Trump told reporters today that Iran wants to make a deal "very badly," claiming they called the administration to negotiate — less than three hours after the US imposed a naval blockade on Iranian ports. The statement came after a dizzying week: a ceasefire agreed April 8 triggered the biggest market rally in a year (Dow +1,325, oil down 16%), then 21-hour marathon talks in Islamabad collapsed over Iran's refusal to give up all uranium enrichment. Now the blockade is live, 500–700 ships are stuck in the Persian Gulf, and oil is back above $100. Iran's foreign minister said they were "inches away" from a deal before the US moved the goalposts.

1. This Is How You Make A Deal (Trump, Market Bulls)

Pressure works. The ceasefire proved it. The blockade will finish it.

The ceasefire rally was the proof of concept: the Dow surged 1,325 points, its best day in a year. The S&P 500 gained 2.51%, the Nasdaq 2.8%. Globally, Japan's Nikkei jumped 5.39%, Germany's Dax 5.06%, South Korea's Kospi 6.87%. Oil cratered 16% in a single day — the biggest free fall since the 1991 Gulf War.
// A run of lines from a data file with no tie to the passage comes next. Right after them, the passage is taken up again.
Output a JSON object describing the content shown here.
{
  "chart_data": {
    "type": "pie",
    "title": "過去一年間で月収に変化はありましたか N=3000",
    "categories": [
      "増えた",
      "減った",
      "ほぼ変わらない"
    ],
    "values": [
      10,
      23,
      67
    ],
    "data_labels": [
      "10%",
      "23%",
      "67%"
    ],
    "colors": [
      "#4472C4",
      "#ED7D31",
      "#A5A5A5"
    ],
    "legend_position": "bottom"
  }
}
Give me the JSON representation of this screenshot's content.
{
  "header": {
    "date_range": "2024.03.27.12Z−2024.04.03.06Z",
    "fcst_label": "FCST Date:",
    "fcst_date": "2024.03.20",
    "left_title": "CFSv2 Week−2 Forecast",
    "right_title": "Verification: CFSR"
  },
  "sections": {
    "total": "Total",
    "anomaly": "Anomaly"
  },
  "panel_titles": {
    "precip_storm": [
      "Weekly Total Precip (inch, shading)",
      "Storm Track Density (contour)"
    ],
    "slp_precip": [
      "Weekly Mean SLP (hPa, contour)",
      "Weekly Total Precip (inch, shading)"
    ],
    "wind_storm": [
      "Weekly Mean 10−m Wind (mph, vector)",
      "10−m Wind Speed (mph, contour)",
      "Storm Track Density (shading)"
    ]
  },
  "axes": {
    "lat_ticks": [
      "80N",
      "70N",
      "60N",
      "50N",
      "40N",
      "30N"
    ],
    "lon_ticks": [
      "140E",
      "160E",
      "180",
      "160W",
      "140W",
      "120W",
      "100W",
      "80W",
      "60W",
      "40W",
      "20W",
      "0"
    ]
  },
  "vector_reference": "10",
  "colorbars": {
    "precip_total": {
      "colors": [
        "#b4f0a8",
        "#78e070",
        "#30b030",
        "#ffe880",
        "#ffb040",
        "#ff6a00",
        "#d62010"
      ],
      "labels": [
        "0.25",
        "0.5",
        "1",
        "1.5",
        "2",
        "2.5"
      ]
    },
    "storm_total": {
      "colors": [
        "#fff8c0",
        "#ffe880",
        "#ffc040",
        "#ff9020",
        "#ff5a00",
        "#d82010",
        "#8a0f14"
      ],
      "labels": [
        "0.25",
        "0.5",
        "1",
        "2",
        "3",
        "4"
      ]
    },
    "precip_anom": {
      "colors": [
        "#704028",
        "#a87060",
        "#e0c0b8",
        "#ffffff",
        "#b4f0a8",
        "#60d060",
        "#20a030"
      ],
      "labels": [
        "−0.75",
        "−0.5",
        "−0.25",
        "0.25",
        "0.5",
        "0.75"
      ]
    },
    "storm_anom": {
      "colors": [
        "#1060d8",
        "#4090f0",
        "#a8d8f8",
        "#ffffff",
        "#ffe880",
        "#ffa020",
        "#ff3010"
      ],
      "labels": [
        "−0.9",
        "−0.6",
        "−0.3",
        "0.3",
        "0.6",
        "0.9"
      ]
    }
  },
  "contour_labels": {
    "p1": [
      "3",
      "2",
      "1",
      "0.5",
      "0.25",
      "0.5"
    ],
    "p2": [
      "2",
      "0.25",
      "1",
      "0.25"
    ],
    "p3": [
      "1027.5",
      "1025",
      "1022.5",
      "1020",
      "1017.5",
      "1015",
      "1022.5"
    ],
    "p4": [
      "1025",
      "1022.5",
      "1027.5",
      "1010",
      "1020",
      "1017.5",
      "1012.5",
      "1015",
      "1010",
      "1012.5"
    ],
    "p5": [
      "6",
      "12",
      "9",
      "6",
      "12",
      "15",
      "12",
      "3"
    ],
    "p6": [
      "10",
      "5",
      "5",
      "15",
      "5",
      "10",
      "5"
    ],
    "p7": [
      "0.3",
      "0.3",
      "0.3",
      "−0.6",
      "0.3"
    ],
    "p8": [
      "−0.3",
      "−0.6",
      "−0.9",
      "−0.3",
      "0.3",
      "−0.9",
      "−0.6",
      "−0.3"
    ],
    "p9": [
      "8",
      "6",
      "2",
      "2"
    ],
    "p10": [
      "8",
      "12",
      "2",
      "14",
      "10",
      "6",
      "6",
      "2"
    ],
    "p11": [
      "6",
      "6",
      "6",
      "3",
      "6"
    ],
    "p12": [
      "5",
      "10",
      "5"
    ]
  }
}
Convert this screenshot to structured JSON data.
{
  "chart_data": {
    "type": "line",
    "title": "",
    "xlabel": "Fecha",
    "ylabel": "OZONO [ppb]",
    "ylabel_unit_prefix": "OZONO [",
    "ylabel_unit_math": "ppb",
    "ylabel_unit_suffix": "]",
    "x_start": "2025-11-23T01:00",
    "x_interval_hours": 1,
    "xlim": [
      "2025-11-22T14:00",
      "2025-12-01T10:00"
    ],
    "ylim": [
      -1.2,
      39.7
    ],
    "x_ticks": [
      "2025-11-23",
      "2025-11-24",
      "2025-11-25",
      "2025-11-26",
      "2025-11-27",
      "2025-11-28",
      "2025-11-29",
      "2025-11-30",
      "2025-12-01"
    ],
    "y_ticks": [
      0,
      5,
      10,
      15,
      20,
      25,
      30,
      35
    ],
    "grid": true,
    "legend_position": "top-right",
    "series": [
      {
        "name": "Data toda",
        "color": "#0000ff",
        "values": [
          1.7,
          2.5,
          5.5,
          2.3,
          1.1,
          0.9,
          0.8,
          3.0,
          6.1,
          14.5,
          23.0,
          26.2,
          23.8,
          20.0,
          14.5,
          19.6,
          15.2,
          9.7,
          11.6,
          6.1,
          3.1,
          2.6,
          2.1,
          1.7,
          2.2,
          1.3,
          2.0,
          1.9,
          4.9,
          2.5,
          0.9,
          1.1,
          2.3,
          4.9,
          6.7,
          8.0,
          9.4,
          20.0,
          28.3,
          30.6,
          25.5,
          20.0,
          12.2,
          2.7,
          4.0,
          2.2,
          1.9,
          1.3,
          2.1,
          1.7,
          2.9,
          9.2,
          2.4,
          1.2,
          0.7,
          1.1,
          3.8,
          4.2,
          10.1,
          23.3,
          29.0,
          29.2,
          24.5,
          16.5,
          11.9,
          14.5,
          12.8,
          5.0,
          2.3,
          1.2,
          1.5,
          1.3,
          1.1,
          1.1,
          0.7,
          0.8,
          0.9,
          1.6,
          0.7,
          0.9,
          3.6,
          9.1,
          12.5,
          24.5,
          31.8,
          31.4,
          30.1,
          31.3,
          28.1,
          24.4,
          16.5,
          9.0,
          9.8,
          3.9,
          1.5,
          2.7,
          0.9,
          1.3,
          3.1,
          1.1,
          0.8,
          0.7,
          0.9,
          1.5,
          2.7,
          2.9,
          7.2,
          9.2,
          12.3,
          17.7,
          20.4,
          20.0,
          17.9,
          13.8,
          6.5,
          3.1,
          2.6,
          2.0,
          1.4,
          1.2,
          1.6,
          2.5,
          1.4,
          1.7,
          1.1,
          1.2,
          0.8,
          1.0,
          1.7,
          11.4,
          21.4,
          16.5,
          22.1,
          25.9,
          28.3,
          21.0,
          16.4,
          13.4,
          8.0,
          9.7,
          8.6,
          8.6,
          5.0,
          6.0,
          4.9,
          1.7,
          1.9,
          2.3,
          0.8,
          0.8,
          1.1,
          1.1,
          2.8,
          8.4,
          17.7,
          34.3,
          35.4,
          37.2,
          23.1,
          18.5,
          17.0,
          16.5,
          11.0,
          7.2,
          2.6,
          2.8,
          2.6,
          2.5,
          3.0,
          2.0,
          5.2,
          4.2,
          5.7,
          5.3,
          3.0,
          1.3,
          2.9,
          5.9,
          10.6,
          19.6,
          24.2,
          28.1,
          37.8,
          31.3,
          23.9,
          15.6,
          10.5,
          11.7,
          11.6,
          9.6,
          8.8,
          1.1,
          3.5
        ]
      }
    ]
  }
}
Markets are telling you exactly what they want: a deal.

Trump's "very badly" line is the closer. He's telling markets and allies that Iran is cracking — that the blockade and military pressure have brought them to the table. Whether Iran actually called or not is almost beside the point. The signal is: this is ending, and it's ending on American terms. Charles Schwab called the ceasefire "relief, not resolution" — but markets are pricing in resolution.

2. Iran Was "Inches Away" -- The US Blew It (Iran, Deal Skeptics)

21 hours of talks, a 70-person delegation, and the US walked in with demands no country would accept.

Iran's Foreign Minister Araghchi said they were "inches away from the Islamabad MoU" before it fell apart. He accused the US of "maximalism, shifting goalposts, and blockade." Iran sent a 70-person delegation led by Parliamentary Speaker Ghalibaf and Araghchi himself — the most intensive US-Iran engagement in 47 years. That doesn't sound like a country that isn't serious.

The sticking point is what Trump is actually demanding. Zero enrichment on Iranian soil, dismantlement of all major facilities, handover of roughly 970 pounds of highly enriched uranium, irreversible dismantlement with intrusive inspections, and full reopening of the Strait. Those aren't negotiating positions — they're capitulation terms. Iran's army called the blockade "piracy." Araghchi's message is clear: we came to negotiate, you came to dictate.

3. Trump's Blockade Is Unsustainable -- And Everyone Knows It (Global Analysts)

500 ships trapped, oil back above $100, Iraq losing $5 billion a month — the pressure is on the US too.

The naval blockade went live at 10 AM ET on April 13 and the consequences were immediate. Oil jumped nearly 8%, pushing both WTI and Brent back above $100 a barrel — erasing the ceasefire plunge. Between 500 and 700 large vessels are stuck in the Persian Gulf, with another 3,200 stranded west of the strait. About 10 million barrels per day are now blocked.

The collateral damage is already staggering. Iraq's oil exports collapsed from 99.87 million barrels in a normal month to 18.6 million; revenue fell from $6.81 billion to $1.95 billion. Chemical, fertilizer, and plastic input costs are rising worldwide. The Foundation for Defense of Democracies argues Trump must secure "irreversible nuclear dismantlement or resume strikes" — but the blockade itself is a strike against the global economy. The longer it lasts, the more the pressure shifts from Iran to Washington.

Where This Lands

Markets want a deal so badly they rallied 1,325 points on a ceasefire that lasted four days before talks collapsed. Trump says Iran wants one "very badly" too — but Iran says the US walked into Islamabad with terms no sovereign country could accept, and the blockade is punishing American allies as much as Iran. Where this lands depends on whether "very badly" means Iran is about to capitulate — or whether it's the tell that both sides need an exit and neither can admit it.